Disaggregated serving is now the default answer to the oldest problem in LLM inference: prefill and decode want different hardware, so stop making them share it. Run prompt processing on one pool of GPUs, token generation on another, and tune each independently. The idea is settled. What's still a live decision — and where a lot of production stacks quietly bleed latency — is the part nobody draws on the architecture diagram: the wire between the two pools.

Because when you separate the phases, you separate the KV cache from the GPUs that need it. A long prompt's cache is gigabytes, and it has to land in the decode worker's VRAM before the first token can appear. Move it slowly, or move it through host memory, and you've reintroduced as latency exactly the delay disaggregation was supposed to remove. Two projects own this layer in mid-2026, and the most useful thing to understand first is that they are not the same kind of thing.

NIXL is a pipe, not a platform#

NIXL — the NVIDIA Inference Xfer Library, open-sourced at GTC 2025 — is deliberately small. You get a nixl_agent, a way to register the memory regions you'll move, transfer descriptors that say this cache, from here, to there, and a list of interchangeable backend plugins that do the actual moving. UCX handles RDMA over InfiniBand and RoCE. GDS reaches GPUDirect Storage. There's POSIX for the filesystem, OBJ for S3-compatible object stores, plus AZURE_BLOB, HF3FS, LIBFABRIC, GPUNETIO — eleven backends as of the July 8 v1.3.1 release. One of them is Mooncake.

That last detail is the tell.

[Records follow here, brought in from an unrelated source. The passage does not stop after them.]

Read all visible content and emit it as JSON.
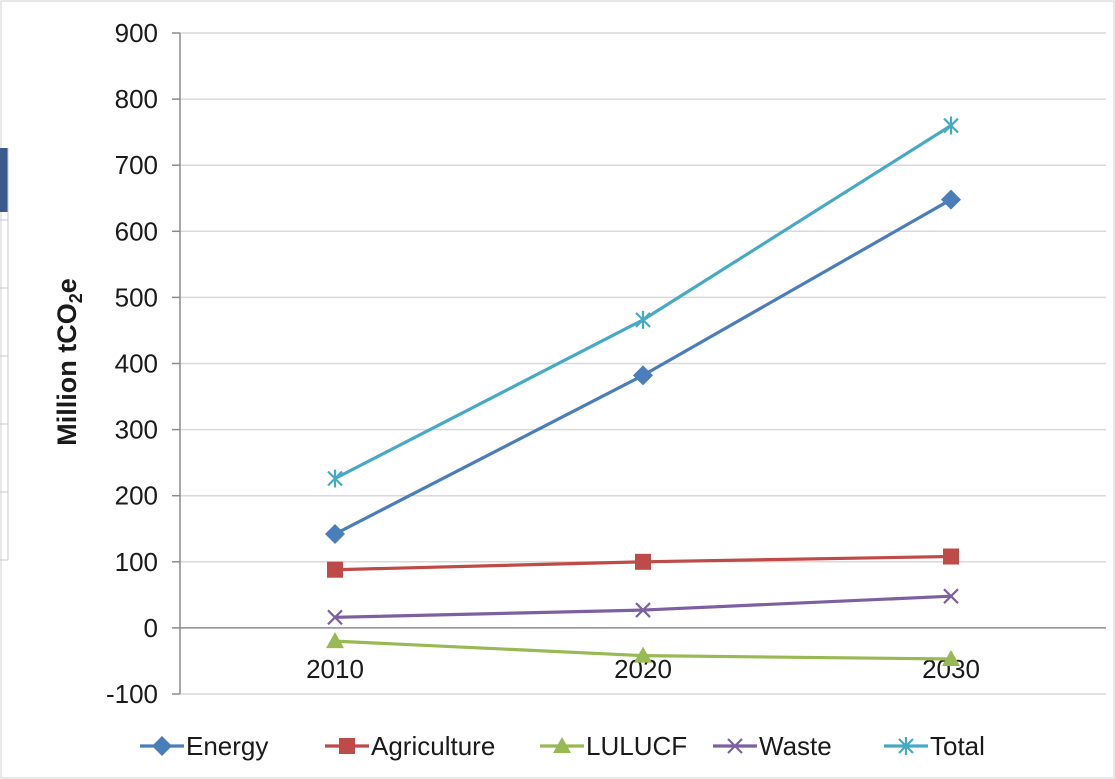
{
  "chart_data": {
    "type": "line",
    "title": "",
    "xlabel": "",
    "ylabel": {
      "main": "Million tCO",
      "subscript": "2",
      "suffix": "e"
    },
    "categories": [
      "2010",
      "2020",
      "2030"
    ],
    "ylim": [
      -100,
      900
    ],
    "y_ticks": [
      -100,
      0,
      100,
      200,
      300,
      400,
      500,
      600,
      700,
      800,
      900
    ],
    "grid": "horizontal",
    "legend_position": "bottom",
    "series": [
      {
        "name": "Energy",
        "values": [
          142,
          382,
          648
        ],
        "color": "#4a7ebb",
        "marker": "diamond-icon"
      },
      {
        "name": "Agriculture",
        "values": [
          88,
          100,
          108
        ],
        "color": "#be4b48",
        "marker": "square-icon"
      },
      {
        "name": "LULUCF",
        "values": [
          -20,
          -42,
          -47
        ],
        "color": "#98b954",
        "marker": "triangle-icon"
      },
      {
        "name": "Waste",
        "values": [
          16,
          27,
          48
        ],
        "color": "#7d60a0",
        "marker": "x-icon"
      },
      {
        "name": "Total",
        "values": [
          226,
          466,
          760
        ],
        "color": "#46aac5",
        "marker": "asterisk-icon"
      }
    ]
  }
}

NIXL doesn't decide where your cache lives, how long it's kept, or whether a prefix gets reused. It moves bytes between two endpoints as fast as the fabric allows and hands the policy questions back to you. That's exactly why it sits at the center of NVIDIA Dynamo and llm-d: those stacks bring their own routing and scheduling and want a transport that stays out of the way. If you're building your own orchestration, NIXL is a transport primitive, not an opinion.

Mooncake is a platform that happens to include a pipe#

Mooncake comes from the other direction. Moonshot AI built it to serve Kimi, and it's a full KV-cache-centric architecture: prefill and decode clusters, plus a distributed pool that scavenges idle CPU, DRAM, and SSD across the fleet to store caches. Its Transfer Engine is genuinely fast — up to 87 GB/s on a 4×200 Gbps RoCE network and 190 GB/s on 8×400 Gbps — and speaks TCP, RDMA, EFA, NVMe-oF, NVLink, CXL, and Ascend transports through one interface. But the engine is the floor, not the point. The Mooncake Store is what you're actually buying: a shared cache tier that lets a prefix computed for one request be reused by the next, across nodes, without recomputation.

NIXL asks how do I move this cache? Mooncake asks why am I recomputing this cache at all? Those are different questions, and only one of them is really about transport.

That reuse story is why Mooncake shows up in stacks that have nothing to do with Kimi — SGLang, vLLM, TensorRT-LLM, vLLM-Ascend, LMCache, and NIXL itself all integrate its Transfer Engine. It's become a de facto interop layer for KV cache in the open-source serving world.

The choice, stated plainly#

Because NIXL can drive Mooncake's engine as a plugin, "NIXL vs Mooncake" is close to a category error. The decision that actually matters is how much of the cache-management problem you want to own.

If you're assembling Dynamo or llm-d, or writing your own scheduler, you want a neutral transport and NIXL is the native path — it moves the cache and lets your logic decide the rest. If you want cross-request prefix reuse and a managed cache pool without building distributed storage yourself, Mooncake's Store is a large amount of hard infrastructure you get for free, and its engine is fast enough that you rarely reach for anything under it. In vLLM you can try either behind --kv-transfer-config, swapping NixlConnector for MooncakeConnector without touching your model code.

And the answer worth saying out loud: on a single node, or under modest load, you need neither. The transfer backend is a problem you earn by disaggregating — and disaggregation only pays past a certain scale. Below that line, the fastest KV-cache transfer is the one you never have to make.